I've just poured myself a glass of wine. Well, half a glass. Guiltily, I looked over at Ro, who is presently talking to a friend on Skype or something similar. I'm immensely pleased to see that he's got a glass of Guinness balanced on the arm of his chair, so I need not feel guilty at all.
I'm back on track, but with difficulty. I ate another small piece of Christmas cake the day after the first, but fortunately the Sage and Ro had scarfed all the mince pies. On Thursday, I went to yet another Christmas dinner and ate pretty well all my helping of Christmas pud, but not the mince pie that followed, and I've been virtue personified since then. It's not easy at this time of year, because you eat out so much in a party-type atmosphere. it's easier in restaurants in fact, because there's no feeling of being a bad guest if you don't clear your plate and if there's a menu rather than a set meal, you can try to choose lighter dishes. Sometimes there just aren't any, though. Something that sounds light is loaded with cream.

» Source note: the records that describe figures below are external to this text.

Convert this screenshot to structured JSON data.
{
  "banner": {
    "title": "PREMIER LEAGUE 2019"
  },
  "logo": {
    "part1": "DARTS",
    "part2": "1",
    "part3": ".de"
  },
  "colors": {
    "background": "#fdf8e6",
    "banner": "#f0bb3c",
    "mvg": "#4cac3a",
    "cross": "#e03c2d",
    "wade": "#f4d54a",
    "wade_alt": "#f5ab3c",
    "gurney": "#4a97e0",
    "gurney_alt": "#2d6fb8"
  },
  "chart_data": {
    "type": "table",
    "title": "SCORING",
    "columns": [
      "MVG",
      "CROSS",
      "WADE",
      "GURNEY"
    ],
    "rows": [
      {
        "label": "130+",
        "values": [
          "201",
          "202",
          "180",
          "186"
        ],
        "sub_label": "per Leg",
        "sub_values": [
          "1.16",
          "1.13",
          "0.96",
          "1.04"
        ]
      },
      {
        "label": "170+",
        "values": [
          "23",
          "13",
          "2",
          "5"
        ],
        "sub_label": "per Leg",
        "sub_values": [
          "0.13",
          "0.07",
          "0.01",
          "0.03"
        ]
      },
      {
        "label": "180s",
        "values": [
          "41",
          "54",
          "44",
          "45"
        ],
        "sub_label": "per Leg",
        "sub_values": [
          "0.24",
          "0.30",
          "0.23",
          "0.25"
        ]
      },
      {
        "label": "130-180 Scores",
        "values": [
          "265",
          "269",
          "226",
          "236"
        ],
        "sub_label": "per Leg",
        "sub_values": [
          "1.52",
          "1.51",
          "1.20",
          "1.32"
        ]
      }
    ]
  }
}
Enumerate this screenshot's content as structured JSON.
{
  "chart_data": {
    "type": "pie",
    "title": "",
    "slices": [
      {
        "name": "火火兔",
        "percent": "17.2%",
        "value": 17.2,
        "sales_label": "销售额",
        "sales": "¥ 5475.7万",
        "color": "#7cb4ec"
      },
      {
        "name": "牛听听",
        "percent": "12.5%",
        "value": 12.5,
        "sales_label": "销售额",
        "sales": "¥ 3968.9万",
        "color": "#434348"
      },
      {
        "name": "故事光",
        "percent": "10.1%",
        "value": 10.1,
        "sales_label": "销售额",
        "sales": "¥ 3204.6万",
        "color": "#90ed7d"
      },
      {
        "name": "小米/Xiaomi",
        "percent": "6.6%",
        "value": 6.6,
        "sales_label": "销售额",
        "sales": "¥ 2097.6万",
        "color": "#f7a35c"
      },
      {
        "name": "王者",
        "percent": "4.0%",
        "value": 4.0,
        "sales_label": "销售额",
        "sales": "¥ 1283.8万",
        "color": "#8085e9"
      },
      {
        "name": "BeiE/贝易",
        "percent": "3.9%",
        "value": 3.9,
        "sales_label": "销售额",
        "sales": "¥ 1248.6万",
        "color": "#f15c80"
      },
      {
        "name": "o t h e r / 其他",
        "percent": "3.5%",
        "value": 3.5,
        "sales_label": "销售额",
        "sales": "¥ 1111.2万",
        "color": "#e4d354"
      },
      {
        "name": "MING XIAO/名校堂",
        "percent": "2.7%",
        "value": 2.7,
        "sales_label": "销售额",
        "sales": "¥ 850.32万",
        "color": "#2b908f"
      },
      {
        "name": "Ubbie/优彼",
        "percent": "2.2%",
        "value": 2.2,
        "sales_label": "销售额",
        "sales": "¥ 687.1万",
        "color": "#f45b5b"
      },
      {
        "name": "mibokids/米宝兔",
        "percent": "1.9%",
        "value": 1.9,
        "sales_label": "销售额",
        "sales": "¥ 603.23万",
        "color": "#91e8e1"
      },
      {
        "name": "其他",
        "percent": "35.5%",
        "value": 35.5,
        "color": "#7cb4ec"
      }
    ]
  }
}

I don't mind the thought of relaxing a bit over Christmas, but I know how discouraged I'll feel if I put on weight, so best not. So I must still follow the steep and thorny path, with the additional hazard of trying to look carefree about it and not harping on about being careful because I don't want to spoil other people's enjoyment.
The thing is, I know only too well that one can diet strenuously and successfully, but then get bored. And that's when you're vulnerable, because you have succeeded in losing weight, so you think that it doesn't matter if you put on a pound or two because you know how to lose it again, but it's not that easy a second time. And, because you're temporarily off the diet, you don't weigh yourself, so when you do you find you've added a good half stone and you are so filled with self-hate that you give up.
That is bloody well not going to happen.
The other difficulty is that my hips hurt and my right knee hurts and cycling is a complete bitch. I hate it, I'm miserable and I'm tired, and breathless after the gentlest hill. This is really taking all my self-motivation. I'm just about managing ten or so miles a week, which I know is rubbish but it really is the best I can do in this miserable weather.